Painting by Jan Matejko

Blind Veit Stoss with His Granddaughter (Ociemniały Wit Stwosz z wnuczką) is an oil painting by Jan Matejko painted in 1865. It belongs to the collection of the National Museum in Warsaw.

== History ==
The sculptor Veit Stoss and St. Mary's Basilica in Kraków were sources of artistic inspiration for Matejko. The basilica, which he had known since childhood, was his favorite place for prayer. He had already created portraits of Veit Stoss (Veit Stoss as a child, 1855). Two oil sketches were created for this painting of the blind Veit Stoss with his granddaughter. After the painting was completed in September 1865, it was exhibited in the Prałatówka of St. Mary's Basilica, at the corner of St. Mary's Square and Szpitalna Street in Kraków's Old Town. Matejko donated the income from the sale of tickets from the exhibition in Kraków and photographs of this canvas taken by Karol Beyer to the restoration of St. Mary's Altar, as well as to Kraków's orphanages.

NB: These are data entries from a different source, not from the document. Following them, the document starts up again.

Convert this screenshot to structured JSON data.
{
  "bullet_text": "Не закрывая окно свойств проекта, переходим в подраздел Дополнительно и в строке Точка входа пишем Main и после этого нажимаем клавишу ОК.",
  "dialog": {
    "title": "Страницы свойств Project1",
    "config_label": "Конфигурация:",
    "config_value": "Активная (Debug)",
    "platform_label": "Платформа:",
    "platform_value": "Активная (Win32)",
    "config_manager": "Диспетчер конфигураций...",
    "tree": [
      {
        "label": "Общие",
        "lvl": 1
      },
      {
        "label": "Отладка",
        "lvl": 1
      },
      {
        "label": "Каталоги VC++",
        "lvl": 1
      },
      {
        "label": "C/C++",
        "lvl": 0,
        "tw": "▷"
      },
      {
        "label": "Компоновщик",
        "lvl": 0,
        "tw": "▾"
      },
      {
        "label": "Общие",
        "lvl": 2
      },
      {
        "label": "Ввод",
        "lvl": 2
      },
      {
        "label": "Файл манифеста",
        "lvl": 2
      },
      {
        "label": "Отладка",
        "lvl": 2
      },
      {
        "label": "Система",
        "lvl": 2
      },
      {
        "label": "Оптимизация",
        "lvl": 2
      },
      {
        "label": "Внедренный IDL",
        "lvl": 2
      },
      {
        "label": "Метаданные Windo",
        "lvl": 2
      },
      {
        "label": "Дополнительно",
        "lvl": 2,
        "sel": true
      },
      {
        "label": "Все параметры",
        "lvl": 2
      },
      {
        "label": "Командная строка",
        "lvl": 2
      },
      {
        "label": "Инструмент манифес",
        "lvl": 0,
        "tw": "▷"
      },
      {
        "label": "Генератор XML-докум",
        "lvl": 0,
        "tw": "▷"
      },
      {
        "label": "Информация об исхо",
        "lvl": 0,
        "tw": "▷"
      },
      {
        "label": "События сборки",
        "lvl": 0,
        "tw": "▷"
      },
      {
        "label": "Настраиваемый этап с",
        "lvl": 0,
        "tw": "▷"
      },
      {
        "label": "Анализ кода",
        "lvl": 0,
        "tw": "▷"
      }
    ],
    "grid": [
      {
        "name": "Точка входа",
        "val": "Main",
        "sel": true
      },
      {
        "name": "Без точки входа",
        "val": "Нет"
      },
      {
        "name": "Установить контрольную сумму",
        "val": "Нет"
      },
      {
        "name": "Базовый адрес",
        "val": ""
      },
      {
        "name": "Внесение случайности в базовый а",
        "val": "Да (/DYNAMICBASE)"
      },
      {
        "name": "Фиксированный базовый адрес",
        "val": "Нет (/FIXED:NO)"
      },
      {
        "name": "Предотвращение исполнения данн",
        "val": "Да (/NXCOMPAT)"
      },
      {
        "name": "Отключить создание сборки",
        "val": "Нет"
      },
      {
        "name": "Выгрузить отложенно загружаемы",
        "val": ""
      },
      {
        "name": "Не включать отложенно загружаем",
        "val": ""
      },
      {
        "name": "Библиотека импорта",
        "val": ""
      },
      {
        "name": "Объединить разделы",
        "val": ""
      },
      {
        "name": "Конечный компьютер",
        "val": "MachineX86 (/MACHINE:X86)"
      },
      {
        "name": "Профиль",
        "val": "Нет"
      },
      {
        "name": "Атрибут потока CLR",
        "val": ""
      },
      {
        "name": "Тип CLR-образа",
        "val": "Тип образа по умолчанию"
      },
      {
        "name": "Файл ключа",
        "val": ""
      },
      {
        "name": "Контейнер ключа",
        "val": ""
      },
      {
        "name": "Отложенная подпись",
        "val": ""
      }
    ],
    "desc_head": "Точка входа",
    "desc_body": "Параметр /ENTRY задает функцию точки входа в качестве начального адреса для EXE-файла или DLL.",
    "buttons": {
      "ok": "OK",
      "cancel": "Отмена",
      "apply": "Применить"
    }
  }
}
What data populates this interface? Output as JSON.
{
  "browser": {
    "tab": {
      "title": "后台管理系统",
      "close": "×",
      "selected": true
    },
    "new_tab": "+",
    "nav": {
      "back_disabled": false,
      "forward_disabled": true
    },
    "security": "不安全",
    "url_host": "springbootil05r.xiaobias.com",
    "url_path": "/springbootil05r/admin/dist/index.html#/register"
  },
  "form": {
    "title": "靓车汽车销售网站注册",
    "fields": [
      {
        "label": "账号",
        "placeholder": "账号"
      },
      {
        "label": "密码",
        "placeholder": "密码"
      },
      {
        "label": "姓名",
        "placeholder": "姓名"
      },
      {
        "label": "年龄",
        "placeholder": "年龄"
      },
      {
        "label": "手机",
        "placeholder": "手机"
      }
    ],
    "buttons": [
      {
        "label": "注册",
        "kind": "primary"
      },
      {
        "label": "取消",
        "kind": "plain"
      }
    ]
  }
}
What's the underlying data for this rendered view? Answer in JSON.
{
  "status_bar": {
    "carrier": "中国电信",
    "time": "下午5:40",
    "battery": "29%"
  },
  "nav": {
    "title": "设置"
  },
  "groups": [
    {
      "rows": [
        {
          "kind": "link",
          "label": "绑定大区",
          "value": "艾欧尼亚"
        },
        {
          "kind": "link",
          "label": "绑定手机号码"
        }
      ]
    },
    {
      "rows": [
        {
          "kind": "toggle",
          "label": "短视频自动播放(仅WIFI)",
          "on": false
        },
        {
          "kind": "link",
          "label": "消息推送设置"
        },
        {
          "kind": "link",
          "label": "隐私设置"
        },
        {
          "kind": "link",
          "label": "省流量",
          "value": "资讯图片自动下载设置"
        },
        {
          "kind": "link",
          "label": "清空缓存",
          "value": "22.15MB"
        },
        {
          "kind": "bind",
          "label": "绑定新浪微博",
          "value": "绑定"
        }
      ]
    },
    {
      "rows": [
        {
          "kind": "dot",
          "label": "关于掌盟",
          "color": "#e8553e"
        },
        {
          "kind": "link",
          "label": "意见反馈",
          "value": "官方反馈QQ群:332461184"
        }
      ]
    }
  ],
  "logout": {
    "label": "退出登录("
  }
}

The work was purchased in 1865 by Stanisław Potocki from Brzeżany (now Berezhany). After 1894, it was in the deposit of the Historical Lubomirski Family Museum in Lwów (now Lviv). In 1936, it was donated by Jakub Potocki to the National Museum in Warsaw. The painting was taken by the Germans during the Warsaw Uprising. In 1945 it was regained from Austria. It belongs to the collection of Polish Paintings until 1914 of the National Museum in Warsaw; however, it was displayed in Matejko's family house in Kraków from 2019 to 2020.

== Description ==
The painting shows Veit Stoss being led by his granddaughter inside the porch of a Gothic church. The blind sculptor's cheek bears a mark related to his involvement in the forgery of a bill of exchange. Stoss, in a large fur coat, extends his left hand to the feet of the crucified Christ and the stone stoup. The granddaughter, who has the features of Matejko's young wife Teodora, holds her grandfather's right hand with her left. In her right hand she holds a prayer book and a palm or some other plant. In the background one can see the tracery decoration of the interior. On the left, behind a pillar, a man observes the scene.